Babyland
ANDRESEN, SNYDER
Posted By: June Brewer Welsch (email)
Date: 12/21/2007 at 03:31:51
From Muscatine Iowa Journal Dec 13, 2007
Heartbreak and healing: The anticipation of childbirth is sometimes robbed by death; but thanks to a Muscatine woman, people whose babies are laid to rest in Babyland can find their visits less heartbreaking and more heartwarmingMUSCATINE, Iowa - She stood on the icy ground of the cemetery, reflecting on the past, two daughters and grandchild by her side. Barb Andresen always wondered why three of her babies were born without life.
"I always wanted three kids," she said, smiling and after many complications, three is what she eventually wound up with.
Andresen and her daughters, Debe Naber, 50, and Kelly Howell, 45, and granddaughter, Kylee Howell, were at Memorial Park Cemetery to visit the graves of Anthony, Susan and Thomas; Barb and Bob Andresen’s children who came into the world stillborn. Their other daughter, Vickie Comeau of St. Louis, was not there Wednesday, but has been in the past.
"I remember as a child mom putting decorations on Anthony and Susan’s graves," Naber said.
Andresen, 70, has been decorating her children’s graves since they were buried: Anthony in 1960, Susan in ’61 and Thomas in ’70. But in 2000 she decided to do more for all of the families and held a fundraiser to buy equipment to install an electrical outlet in Babyland. Babyland is a portion of Memorial Park Cemetery where infants and young children are buried.
Since 2000, she’s asked for donations to brighten up the grounds and the Memorial Park Cemetery staff decorates the section, which is surrounded by hedges on the east end of the park. Snowmen, reindeer and a Christmas tree were among the holiday decorations covered in a heavy layer of ice in Babyland on Wednesday evening.
Tom Brehmer, cemetery office manager, said there have been 180 babies buried in Babyland since its inception on July 24, 1940. Memorial Park Cemetery opened in 1935.

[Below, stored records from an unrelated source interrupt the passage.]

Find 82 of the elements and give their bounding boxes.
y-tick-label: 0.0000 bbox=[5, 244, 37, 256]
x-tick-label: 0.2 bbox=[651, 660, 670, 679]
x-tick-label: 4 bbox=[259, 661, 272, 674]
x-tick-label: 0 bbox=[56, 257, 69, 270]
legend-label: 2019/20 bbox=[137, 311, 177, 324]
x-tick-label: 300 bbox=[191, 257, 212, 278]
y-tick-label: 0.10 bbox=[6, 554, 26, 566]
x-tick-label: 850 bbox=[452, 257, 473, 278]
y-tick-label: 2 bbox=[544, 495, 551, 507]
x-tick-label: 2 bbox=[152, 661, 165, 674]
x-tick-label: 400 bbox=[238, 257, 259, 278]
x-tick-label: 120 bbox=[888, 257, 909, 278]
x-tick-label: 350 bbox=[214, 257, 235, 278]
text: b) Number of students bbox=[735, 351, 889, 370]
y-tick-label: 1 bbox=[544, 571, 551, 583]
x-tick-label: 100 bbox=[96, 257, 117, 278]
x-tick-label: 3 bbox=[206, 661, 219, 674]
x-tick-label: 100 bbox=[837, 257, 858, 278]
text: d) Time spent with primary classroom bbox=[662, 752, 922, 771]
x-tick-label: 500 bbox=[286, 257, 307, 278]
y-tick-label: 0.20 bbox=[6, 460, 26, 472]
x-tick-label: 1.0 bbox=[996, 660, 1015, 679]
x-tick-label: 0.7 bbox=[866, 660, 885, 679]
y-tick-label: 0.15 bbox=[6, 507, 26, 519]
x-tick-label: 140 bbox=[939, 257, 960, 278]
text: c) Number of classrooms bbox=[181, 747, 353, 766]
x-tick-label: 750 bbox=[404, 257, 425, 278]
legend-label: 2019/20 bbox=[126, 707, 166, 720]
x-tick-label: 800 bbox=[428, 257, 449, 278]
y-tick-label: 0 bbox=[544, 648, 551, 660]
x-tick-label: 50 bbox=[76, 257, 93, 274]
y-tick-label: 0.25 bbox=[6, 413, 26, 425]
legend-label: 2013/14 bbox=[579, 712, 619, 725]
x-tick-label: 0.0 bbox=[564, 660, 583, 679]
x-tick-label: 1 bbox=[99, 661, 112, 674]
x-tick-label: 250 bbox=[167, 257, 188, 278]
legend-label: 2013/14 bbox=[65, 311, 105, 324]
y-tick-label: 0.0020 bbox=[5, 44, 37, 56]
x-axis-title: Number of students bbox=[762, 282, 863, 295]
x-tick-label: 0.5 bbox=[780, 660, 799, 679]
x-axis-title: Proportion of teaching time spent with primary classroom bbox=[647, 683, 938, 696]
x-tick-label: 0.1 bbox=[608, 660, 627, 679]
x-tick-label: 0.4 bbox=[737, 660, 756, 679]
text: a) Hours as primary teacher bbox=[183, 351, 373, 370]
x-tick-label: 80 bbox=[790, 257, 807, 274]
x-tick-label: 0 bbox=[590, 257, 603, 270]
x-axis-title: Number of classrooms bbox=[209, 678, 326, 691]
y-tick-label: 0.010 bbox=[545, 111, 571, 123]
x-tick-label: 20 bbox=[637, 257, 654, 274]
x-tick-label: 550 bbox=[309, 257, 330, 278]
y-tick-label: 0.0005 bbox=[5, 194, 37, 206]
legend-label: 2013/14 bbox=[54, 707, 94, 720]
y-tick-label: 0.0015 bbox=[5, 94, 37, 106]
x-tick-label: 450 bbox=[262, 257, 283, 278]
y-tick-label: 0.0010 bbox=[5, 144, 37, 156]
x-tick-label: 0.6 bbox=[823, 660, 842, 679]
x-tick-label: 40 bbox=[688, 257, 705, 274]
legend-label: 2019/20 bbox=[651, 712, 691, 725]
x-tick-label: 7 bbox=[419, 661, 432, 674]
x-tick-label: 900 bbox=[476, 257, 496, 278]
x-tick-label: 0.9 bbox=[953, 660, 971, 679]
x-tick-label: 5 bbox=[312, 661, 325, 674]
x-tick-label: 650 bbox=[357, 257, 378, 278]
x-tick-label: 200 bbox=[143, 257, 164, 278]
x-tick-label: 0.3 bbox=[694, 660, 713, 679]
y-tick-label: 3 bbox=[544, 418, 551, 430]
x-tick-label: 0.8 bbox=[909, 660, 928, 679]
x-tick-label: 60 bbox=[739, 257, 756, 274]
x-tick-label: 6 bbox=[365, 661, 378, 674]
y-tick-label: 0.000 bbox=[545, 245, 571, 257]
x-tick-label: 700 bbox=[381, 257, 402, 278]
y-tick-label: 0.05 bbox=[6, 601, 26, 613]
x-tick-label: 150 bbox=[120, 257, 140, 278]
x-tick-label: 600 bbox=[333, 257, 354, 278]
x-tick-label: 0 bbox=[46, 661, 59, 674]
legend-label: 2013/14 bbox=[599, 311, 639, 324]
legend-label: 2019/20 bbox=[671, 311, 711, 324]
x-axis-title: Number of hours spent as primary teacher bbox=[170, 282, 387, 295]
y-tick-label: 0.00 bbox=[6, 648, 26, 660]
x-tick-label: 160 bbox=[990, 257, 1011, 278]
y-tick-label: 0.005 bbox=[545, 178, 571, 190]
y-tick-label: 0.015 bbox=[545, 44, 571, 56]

Babyland has become a resting place for infants and children that were stillborn or died at a young age. Brehmer said it is often young parents who opt to have their children buried there, surrounded by other babies, because they may not be of the age where they’ve purchased a family plot to lay them to rest.
He also said families that don’t have a lot of money sometimes choose Babyland because it is less expensive than a plot elsewhere in the cemetery. An adult grave is 40-inches wide by 10-feet long; leaving room for a grave marker near the top. A Babyland grave is typically 2-feet by 2-feet, and the headstone is placed on top of the grave.
There is room for more burials in Babyland, Brehmer said. And though the thought is heartbreaking, it is realistic.
"There has been only one infant burial in the past year, and that was just a sad affair," he said. "There’s such a great anticipation of birth and then to have something go wrong is the worst feeling."
Many babies are buried elsewhere on the cemetery grounds and sometimes families move their baby’s burial container from Babyland to the family plot once they have acquired one.
Andresen has made it a tradition to pay tribute to all children in Babyland. Once, she even placed toys on every grave that wasn’t decorated.
"We (saw) that some of the markers were very old, dating back to the ’50s, so we would put a toy there so those children are not forgotten," Naber said.
Andresen said sadness overwhelmed her after losing three children and that they’ll never be forgotten although she’ll never be sure why they didn’t survive.
"I’d just get so far and I just couldn’t carry them. No one ever knew why," she said of her pregnancies.
The lights, the tree and having family near when it’s time to remember those lost have made visiting Babyland a more pleasant experience for Andresen’s family.
"I know it’s a good thing for other families, too," she said.